Extrait de l’article écrit par Jean Bernatchez pour le volume 10 – N°1 de la revue « Apprendre et enseigner aujourd’hui! »
La pandémie de la COVID-19 a un impact sans précédent sur l’organisation scolaire au Québec. Le temps scolaire est un élément important de cette organisation : il désigne le temps généralement imparti aux activités scolaires. Dans cet article, nous expliquons d’abord que le temps scolaire est aussi un temps social. Nous précisons ensuite que la crise de la COVID-19 peut être un élément déclencheur de changement, une occasion de repenser le temps scolaire qui permettra d’en faire un meilleur usage. En effet, ici et maintenant, le temps scolaire est principalement conditionné par la demande sociale et par les contraintes de l’environnement. Dans sa définition et dans son organisation, il serait possible de considérer davantage les conditions optimales qui s’avèrent propices à un apprentissage efficace.
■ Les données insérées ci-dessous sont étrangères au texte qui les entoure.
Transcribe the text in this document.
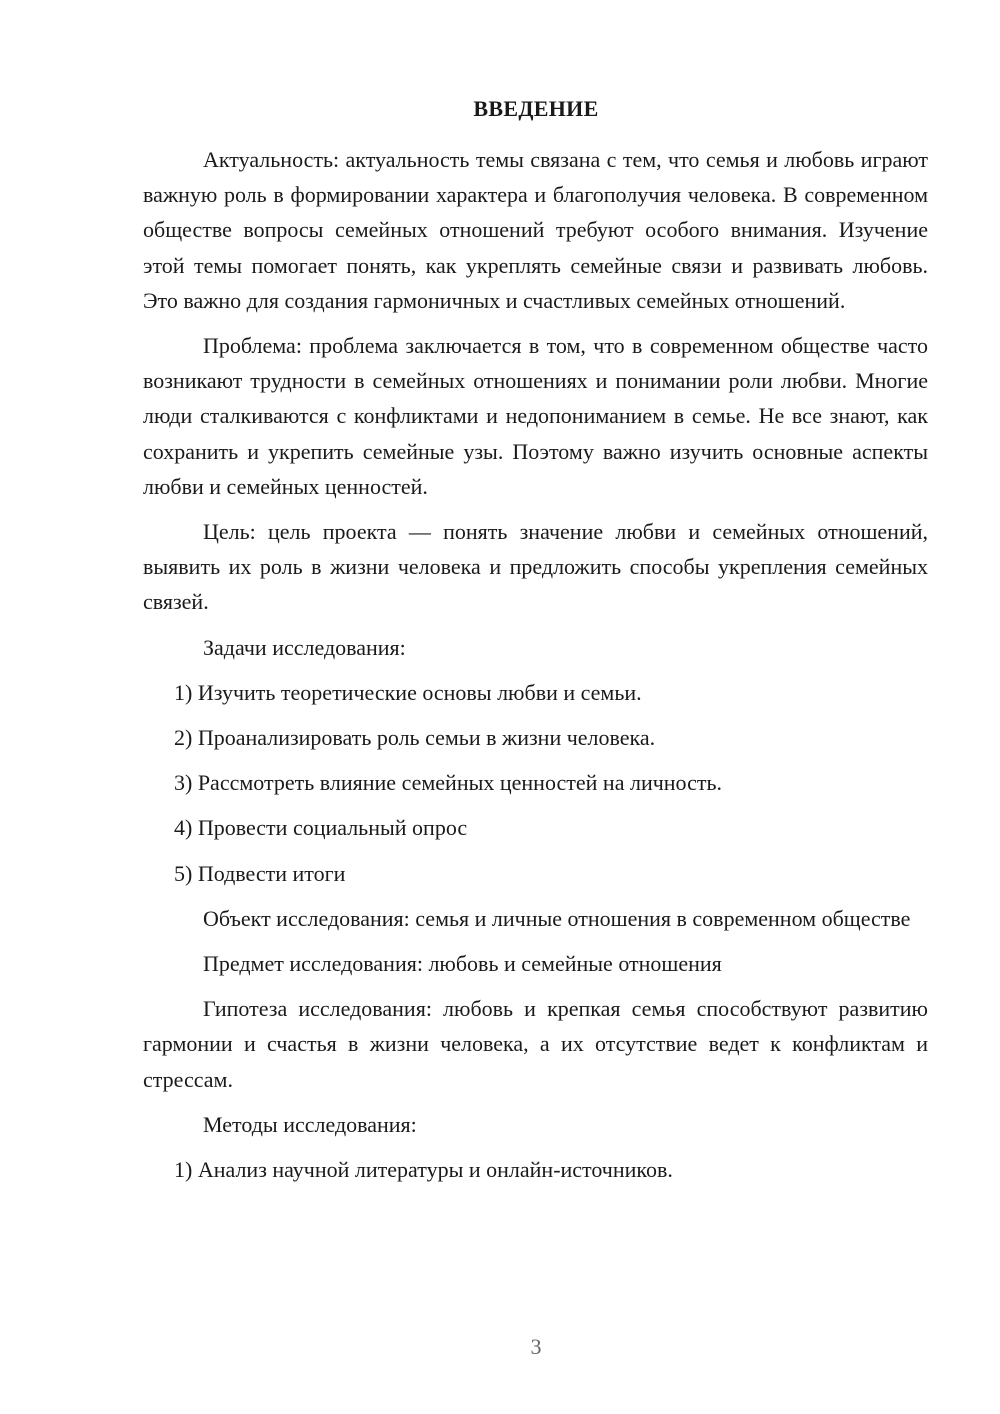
ВВЕДЕНИЕ

Актуальность: актуальность темы связана с тем, что семья и любовь играют важную роль в формировании характера и благополучия человека. В современном обществе вопросы семейных отношений требуют особого внимания. Изучение этой темы помогает понять, как укреплять семейные связи и развивать любовь. Это важно для создания гармоничных и счастливых семейных отношений.

Проблема: проблема заключается в том, что в современном обществе часто возникают трудности в семейных отношениях и понимании роли любви. Многие люди сталкиваются с конфликтами и недопониманием в семье. Не все знают, как сохранить и укрепить семейные узы. Поэтому важно изучить основные аспекты любви и семейных ценностей.

Цель: цель проекта — понять значение любви и семейных отношений, выявить их роль в жизни человека и предложить способы укрепления семейных связей.

Задачи исследования:

1) Изучить теоретические основы любви и семьи.

2) Проанализировать роль семьи в жизни человека.

3) Рассмотреть влияние семейных ценностей на личность.

4) Провести социальный опрос

5) Подвести итоги

Объект исследования: семья и личные отношения в современном обществе

Предмет исследования: любовь и семейные отношения

Гипотеза исследования: любовь и крепкая семья способствуют развитию гармонии и счастья в жизни человека, а их отсутствие ведет к конфликтам и стрессам.

Методы исследования:

1) Анализ научной литературы и онлайн-источников.

3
Le temps scolaire est aussi un temps social
À sa plus simple expression, le temps scolaire désigne le temps imparti aux activités scolaires. Ce temps ne peut pas être dissocié du temps social qui rythme les sociétés et qui est conditionné par la culture propre à chacune. Il existe néanmoins des indicateurs universels de la mesure du temps qui transcendent les cultures. Par exemple, la seconde est l’étalon universel de la mesure du temps. Elle est définie par la durée d’un certain nombre d’oscillations liées à l’atome de césium, mais dans le sens commun, elle désigne une durée correspondant à un soixantième d’une minute, qui elle correspond à un soixantième d’une heure. Un jour correspond à 24 heures, soit la durée d’une rotation complète de la Terre sur elle-même. Une année correspond au temps que met la Terre pour tourner autour du Soleil : elle compte 365 jours et un quart. Sur le plan social, c’est plutôt l’année qui est l’étalon le plus commun. On s’en sert par exemple pour désigner l’âge biologique ou pour marquer le début et la fin d’un cycle. L’année conditionne aussi le temps scolaire alors que les programmes scolaires sont conçus pour s’adapter à ce cycle temporel.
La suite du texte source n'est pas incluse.